L'Osservatorio Sud Est Europa ha organizzato a Belgrado un evento sui "Liberal Dialogues" dedicato a leadership, diritti e media. L'iniziativa mira a creare una rete di giovani liberali nella regione. Prossimi incontri a Podgorica e Tirana.
Liberal Dialogues arrivano a Belgrado
L'iniziativa "Liberal Dialogues" ha fatto tappa nella capitale serba. Questo progetto di divulgazione promuove l'economia e i valori liberali. È nato dalla collaborazione tra la Fondazione Luigi Einaudi e il Mib Trieste School of Management.
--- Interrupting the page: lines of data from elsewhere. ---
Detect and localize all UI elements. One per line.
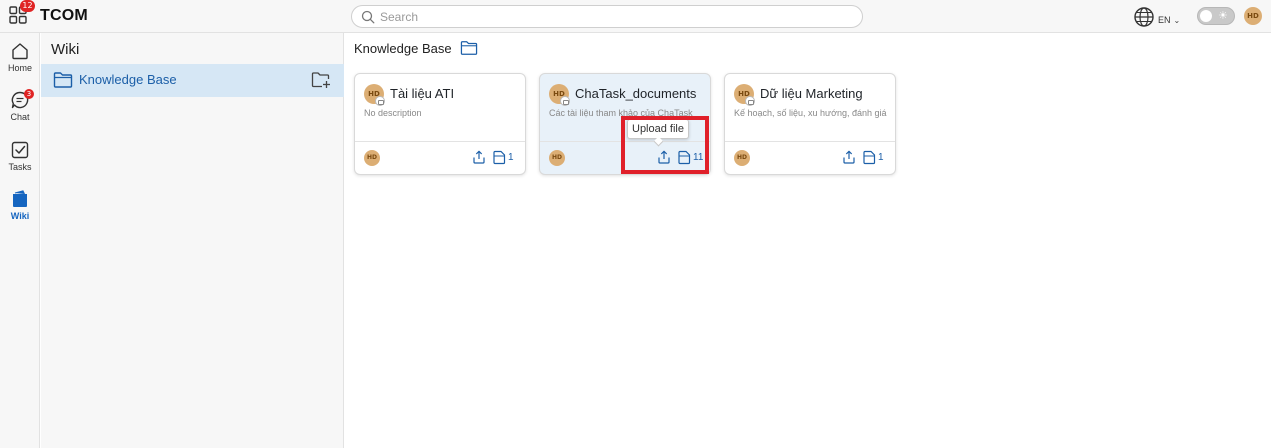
rail-label-tasks: Tasks <box>8 162 32 172</box>
card-title: ChaTask_documents <box>575 86 697 101</box>
rail-item-wiki[interactable]: Wiki <box>0 189 40 233</box>
card-description: Kế hoạch, số liệu, xu hướng, đánh giá <box>734 108 887 118</box>
home-icon <box>12 43 28 60</box>
toggle-knob <box>1200 10 1212 22</box>
user-avatar[interactable]: HD <box>1244 7 1262 25</box>
wiki-icon <box>13 190 27 207</box>
file-count[interactable]: 1 <box>492 149 514 165</box>
lock-icon <box>375 96 385 106</box>
tasks-icon <box>11 141 29 159</box>
brand-logo: TCOM <box>40 7 88 24</box>
wiki-card-du-lieu-marketing[interactable]: HD Dữ liệu Marketing Kế hoạch, số liệu, … <box>724 73 896 175</box>
card-description: No description <box>364 108 422 118</box>
chat-badge: 3 <box>24 89 34 99</box>
wiki-card-tai-lieu-ati[interactable]: HD Tài liệu ATI No description HD 1 <box>354 73 526 175</box>
card-title: Dữ liệu Marketing <box>760 86 863 101</box>
language-label: EN <box>1158 15 1171 25</box>
sidebar-item-knowledge-base[interactable]: Knowledge Base <box>41 64 344 97</box>
search-bar[interactable] <box>351 5 863 28</box>
rail-item-chat[interactable]: 3 Chat <box>0 89 40 134</box>
sidebar-title: Wiki <box>51 41 80 58</box>
rail-item-tasks[interactable]: Tasks <box>0 140 40 184</box>
add-folder-icon[interactable] <box>311 70 331 90</box>
upload-icon[interactable] <box>471 149 487 165</box>
folder-icon <box>53 72 73 88</box>
card-member-avatar: HD <box>364 150 380 166</box>
card-member-avatar: HD <box>549 150 565 166</box>
upload-icon[interactable] <box>841 149 857 165</box>
card-divider <box>355 141 525 142</box>
theme-toggle[interactable]: ☀ <box>1197 7 1235 25</box>
breadcrumb-label[interactable]: Knowledge Base <box>354 41 452 56</box>
search-icon <box>361 10 375 24</box>
lock-icon <box>745 96 755 106</box>
file-count[interactable]: 1 <box>862 149 884 165</box>
card-divider <box>725 141 895 142</box>
search-input[interactable] <box>380 8 850 25</box>
folder-icon <box>460 41 477 55</box>
wiki-sidebar: Wiki Knowledge Base <box>41 33 344 448</box>
rail-item-home[interactable]: Home <box>0 41 40 85</box>
lock-icon <box>560 96 570 106</box>
breadcrumb: Knowledge Base <box>354 40 478 56</box>
file-count-value: 1 <box>508 151 514 163</box>
language-selector[interactable]: EN ⌄ <box>1133 6 1180 28</box>
left-rail: Home 3 Chat Tasks Wiki <box>0 33 40 448</box>
sun-icon: ☀ <box>1218 10 1228 22</box>
files-icon <box>863 150 876 164</box>
highlight-box <box>621 116 709 174</box>
rail-label-wiki: Wiki <box>10 211 30 221</box>
chevron-down-icon: ⌄ <box>1173 16 1181 25</box>
rail-label-chat: Chat <box>10 112 30 122</box>
rail-label-home: Home <box>7 63 32 73</box>
main-content: Knowledge Base HD Tài liệu ATI No descri… <box>345 33 1271 448</box>
card-title: Tài liệu ATI <box>390 86 455 101</box>
card-member-avatar: HD <box>734 150 750 166</box>
apps-badge: 12 <box>20 0 35 12</box>
files-icon <box>493 150 506 164</box>
top-bar: 12 TCOM EN ⌄ ☀ HD <box>0 0 1271 33</box>
sidebar-item-label: Knowledge Base <box>79 72 177 87</box>
globe-icon <box>1134 7 1154 27</box>
file-count-value: 1 <box>878 151 884 163</box>
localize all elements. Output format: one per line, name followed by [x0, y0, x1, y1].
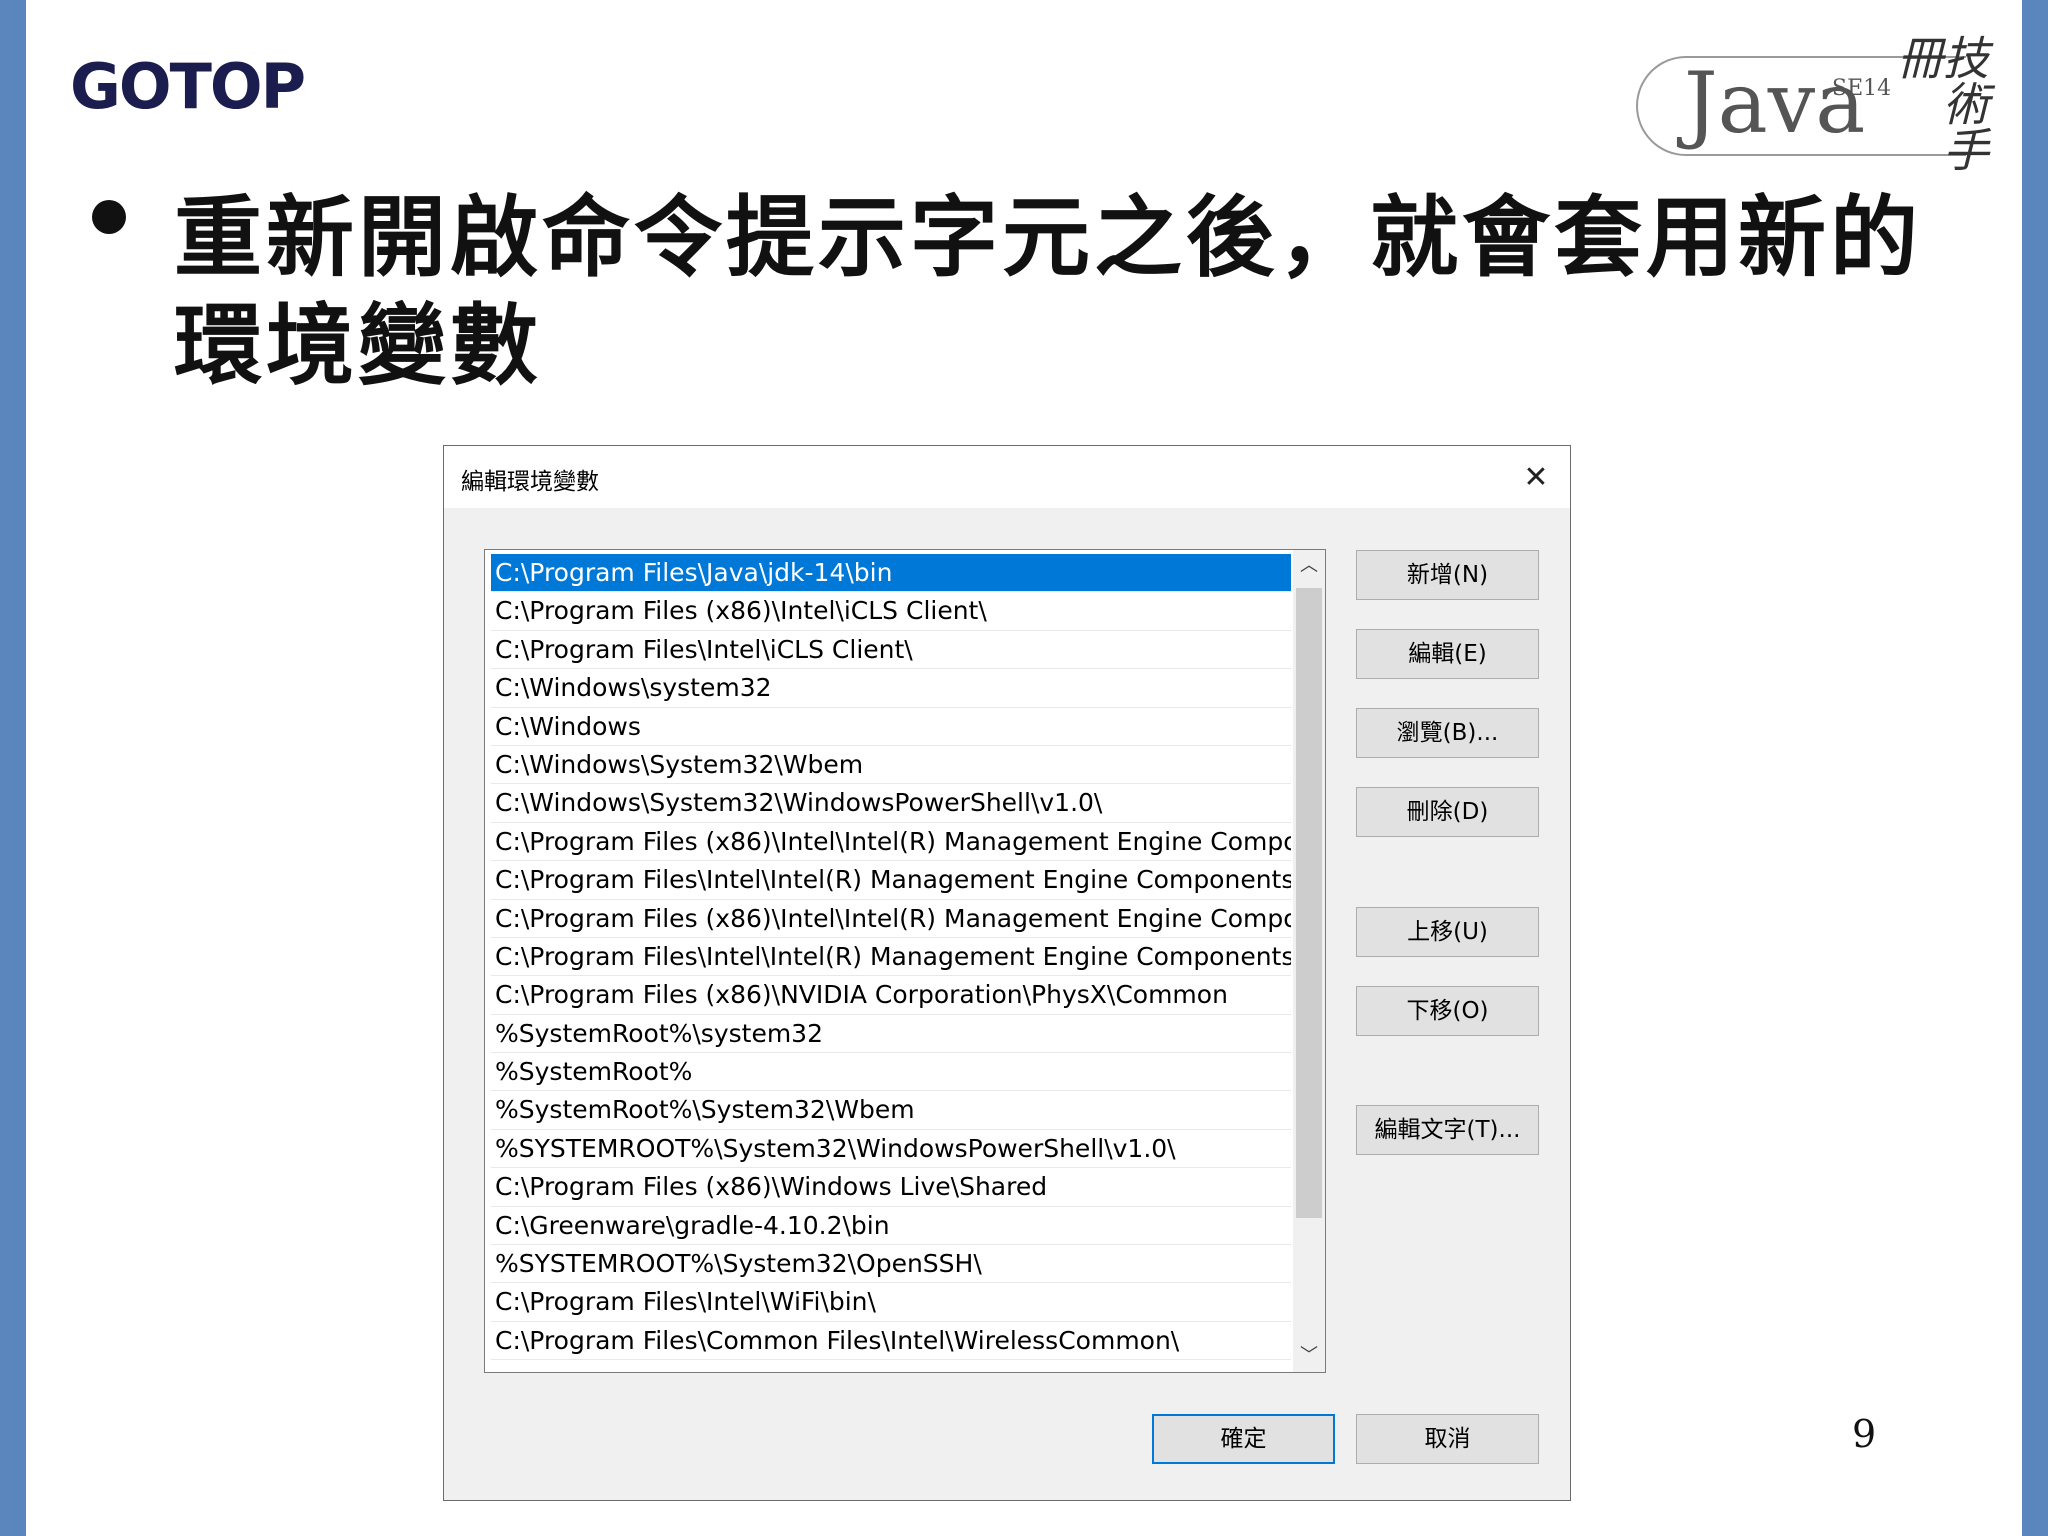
path-list-item[interactable]: C:\Program Files\Intel\WiFi\bin\ [491, 1283, 1291, 1322]
path-list-item[interactable]: C:\Program Files\Intel\Intel(R) Manageme… [491, 938, 1291, 977]
edit-text-button[interactable]: 編輯文字(T)... [1356, 1105, 1539, 1155]
scroll-down-arrow-icon[interactable]: ﹀ [1293, 1340, 1325, 1372]
cancel-button[interactable]: 取消 [1356, 1414, 1539, 1464]
move-down-button[interactable]: 下移(O) [1356, 986, 1539, 1036]
browse-button[interactable]: 瀏覽(B)... [1356, 708, 1539, 758]
ok-button[interactable]: 確定 [1152, 1414, 1335, 1464]
move-up-button[interactable]: 上移(U) [1356, 907, 1539, 957]
java-se14-logo: Java SE14 技術手冊 [1636, 34, 1990, 174]
path-list-item[interactable]: C:\Program Files (x86)\Intel\Intel(R) Ma… [491, 823, 1291, 862]
page-number: 9 [1852, 1412, 1877, 1456]
vertical-scrollbar[interactable]: ︿ ﹀ [1293, 550, 1325, 1372]
edit-env-variable-dialog: 編輯環境變數 ✕ C:\Program Files\Java\jdk-14\bi… [443, 445, 1571, 1501]
path-listbox[interactable]: C:\Program Files\Java\jdk-14\bin C:\Progr… [484, 549, 1326, 1373]
path-list-item[interactable]: C:\Program Files\Intel\Intel(R) Manageme… [491, 861, 1291, 900]
path-list-item[interactable]: %SystemRoot%\system32 [491, 1015, 1291, 1054]
path-list-item[interactable]: C:\Program Files (x86)\Windows Live\Shar… [491, 1168, 1291, 1207]
path-list-item[interactable]: %SYSTEMROOT%\System32\OpenSSH\ [491, 1245, 1291, 1284]
java-logo-handwritten: 技術手冊 [1890, 34, 1990, 172]
path-list-item[interactable]: C:\Program Files (x86)\NVIDIA Corporatio… [491, 976, 1291, 1015]
path-list-item[interactable]: C:\Program Files (x86)\Intel\iCLS Client… [491, 592, 1291, 631]
left-accent-bar [0, 0, 26, 1536]
path-list-item[interactable]: C:\Windows [491, 708, 1291, 746]
dialog-titlebar: 編輯環境變數 ✕ [444, 446, 1570, 508]
path-list: C:\Program Files\Java\jdk-14\bin C:\Progr… [491, 554, 1291, 1361]
path-list-item[interactable]: %SystemRoot%\System32\Wbem [491, 1091, 1291, 1130]
path-list-item[interactable]: %SYSTEMROOT%\System32\WindowsPowerShell\… [491, 1130, 1291, 1169]
java-logo-edition: SE14 [1832, 76, 1892, 101]
path-list-item[interactable]: C:\Program Files\Common Files\Intel\Wire… [491, 1322, 1291, 1361]
path-list-item[interactable]: %SystemRoot% [491, 1053, 1291, 1092]
path-list-item[interactable]: C:\Windows\System32\Wbem [491, 746, 1291, 785]
path-list-item[interactable]: C:\Program Files (x86)\Intel\Intel(R) Ma… [491, 900, 1291, 938]
path-list-item[interactable]: C:\Windows\system32 [491, 669, 1291, 708]
right-accent-bar [2022, 0, 2048, 1536]
edit-button[interactable]: 編輯(E) [1356, 629, 1539, 679]
close-icon[interactable]: ✕ [1516, 458, 1556, 498]
scroll-thumb[interactable] [1296, 588, 1322, 1218]
path-list-item[interactable]: C:\Windows\System32\WindowsPowerShell\v1… [491, 784, 1291, 823]
path-list-item[interactable]: C:\Program Files\Java\jdk-14\bin [491, 554, 1291, 593]
slide-heading: 重新開啟命令提示字元之後，就會套用新的環境變數 [174, 186, 1923, 397]
new-button[interactable]: 新增(N) [1356, 550, 1539, 600]
java-logo-text: Java [1684, 54, 1866, 152]
dialog-title: 編輯環境變數 [461, 469, 599, 495]
scroll-up-arrow-icon[interactable]: ︿ [1293, 550, 1325, 582]
delete-button[interactable]: 刪除(D) [1356, 787, 1539, 837]
gotop-logo: GOTOP [70, 50, 306, 123]
path-list-item[interactable]: C:\Greenware\gradle-4.10.2\bin [491, 1207, 1291, 1246]
bullet-point [92, 200, 126, 234]
path-list-item[interactable]: C:\Program Files\Intel\iCLS Client\ [491, 631, 1291, 670]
L'evento segue le tappe precedenti di Trieste e Lubiana.
Nella città balcanica, l'incontro si è concentrato su "Leadership, Diritti e Media". L'obiettivo è stato gettare le basi per futuri gruppi di lavoro. Questi gruppi vedranno la partecipazione di studenti serbi e di esperti europei di pensiero liberale. Si punta alla creazione di una rete di giovani con ideali liberali nell'area del Sud Est Europa.
Esperti e studenti a confronto
Le lezioni sono state tenute da figure accademiche di rilievo. Tra queste, Sofia Ventura, professoressa associata di Scienza politica all'Università di Bologna. Presente anche Fabio Padovano, professore ordinario di Scienza delle finanze. Padovano insegna presso l'Università Roma Tre e l'Università di Rennes 1. Marko Novakovic ha invece affrontato il tema della libertà d'espressione nei media.
Tra gli invitati, ha partecipato anche Miodrag Jovanovic. Jovanovic è docente alla facoltà di Giurisprudenza, oltre che scrittore e musicista serbo. Ha commentato le proteste in corso da mesi in Serbia. Ha affermato che «gli studenti stanno protestando perché chiedono che i valori liberali siano visibili e realmente applicati nella nostra società».
Jovanovic ha aggiunto che «ritengono infatti che, allo stato attuale, la Serbia sia ancora lontana dalla piena attuazione dei principi sanciti dalla propria Costituzione».
Prossimi appuntamenti in programma
L'Osservatorio Sud Est Europa ha già pianificato le prossime tappe dell'iniziativa "Liberal Dialogues". Gli eventi si svolgeranno in altre capitali della regione. La prossima tappa è prevista a Podgorica, in Montenegro. L'incontro si terrà il 5 maggio. Successivamente, l'iniziativa si sposterà a Tirana, in Albania. La data fissata per l'evento nella capitale albanese è il 19 maggio.
Questi incontri rappresentano un'opportunità importante per il dialogo. Si discutono temi fondamentali per lo sviluppo democratico e sociale del Sud Est Europa. La partecipazione di giovani studenti e di esperti mira a rafforzare la comprensione e l'applicazione dei principi liberali.
La Fondazione Einaudi e il Mib Trieste School of Management continuano così il loro impegno nella promozione del pensiero liberale. L'obiettivo è creare una maggiore consapevolezza e partecipazione civica tra le nuove generazioni. L'Osservatorio Sud Est Europa gioca un ruolo chiave in questo processo di avvicinamento.
L'evento di Belgrado ha sottolineato l'importanza di un dibattito aperto. Si è evidenziata la necessità di una società che rispetti e applichi concretamente i diritti fondamentali. La libertà di espressione e la trasparenza dei media sono state identificate come pilastri essenziali.
La rete di giovani liberali che si sta formando mira a diventare un punto di riferimento. Sarà un luogo di scambio di idee e di proposte per affrontare le sfide future della regione. L'impegno continua con gli appuntamenti di Podgorica e Tirana, che promettono di essere altrettanto significativi.